As part of its Phase 2 vaccine rollout, Saskatchewan announced last week it was introducing a three-hour paid leave to allow workers to get jabbed on company time. Outside of Canada, New York state introduced legislation to allow four hours of paid time off work to get the vaccine. And a Toronto-based employment lawyer said these are models are worth copying.
“I think it’s a great idea,” Waheeda Ekhlas Smith told CTVNews.ca in a phone interview. She likened the approach to how Canada mandates paid time off for workers to vote in a federal election. “I think it would make a difference, particularly for retail workers or factory workers.”
She said this is a much better incentive than free gift cards or even free doughnuts, for example, which some companies in the U.S. are offering.
Other provinces have yet to state if they’ll follow Saskatchewan’s lead. However, it may be a bit premature as most provinces are still currently vaccinating vulnerable groups such as the elderly, those with disabilities, as well as Indigenous people. But this is changing as provinces such as Ontario are now planning to offer vaccines to non-medical front-line workers, such as restaurant employees.
“Something like having paid time I think would make a huge difference because one of the reasons that these lower-wage earners have gone into work -- even when they weren’t feeling well -- was because they didn’t have paid sick leave,” Ekhlas Smith said.
“Those who may be lower-income earners may [also] be in a position where they can’t say anything,” she said, explaining that a lot of workers are in precarious work environments and fear losing their job if they somehow upset their bosses.
“I can’t see them being able to advocate, even during the best of times, and to have a voice."
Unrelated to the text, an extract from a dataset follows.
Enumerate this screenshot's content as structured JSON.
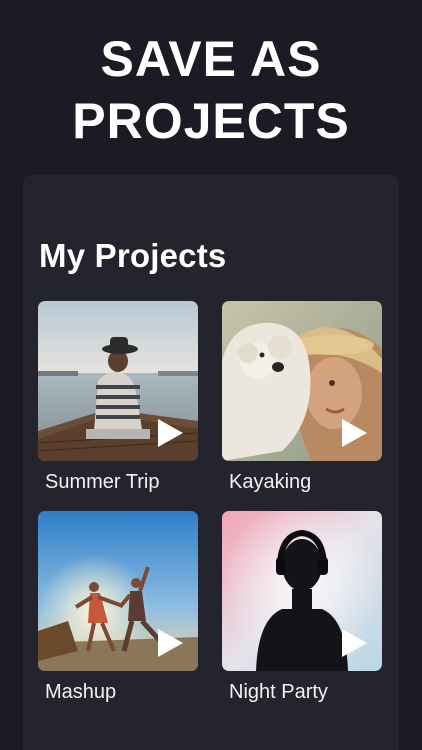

Throughout the pandemic, it was not uncommon for workers in this position to continue going to work if they felt sick or even unsafe because they simply couldn’t afford to miss a paycheck.
Advocates have similarly flagged the lack of financial supports for some disabled workers during the pandemic. Others have criticized Ontario’s lack of a paid sick leave program, with the official opposition party urging Premier Doug Ford to offer paid time for workers to get the COVID-19 shot.
MAKE IT EASY TO GET JABBED: ADVOCATE
Other worker advocates across the country have been lobbying their respective provinces for programs similar to Saskatchewan’s.
“Many front-line workers might not have access to time off to attend a vaccination appointment in the tight turnaround between becoming eligible for vaccination and receiving an appointment,” Kim Novak, UFCW 1518 union president, which represents grocery store workers in British Columbia, told CTVNews.ca in an email.
For the past several weeks, Novak said her union has been calling on B.C. “to remove these logistical barriers to vaccination for front-line workers by granting them four uninterrupted hours off work.”
Her union also noted that another avenue for workers could also be setting up vaccination clinics in large job hubs such as industrial food plants. The union told CTVNews.ca that this convenience has led to a 95 per cent vaccination rate in one of the plants their members work at.
Before the governments steps in, Ekhlas Smith expects there’ll be a patchwork of private companies offering their own incentives -- not mandates -- to get their employees to wait in COVID-19 vaccine lineups.
So far, Starbucks Canada is offering two hours of paid leave to get jabbed, with the Bank of Canada reportedly giving its employees three hours.
She said that she feels “companies that are really big or small ‘Mom and Pop’ shops,” will be some of the first ones to offer paid time off. And she urged the government not to simply leave the paid leave to private companies.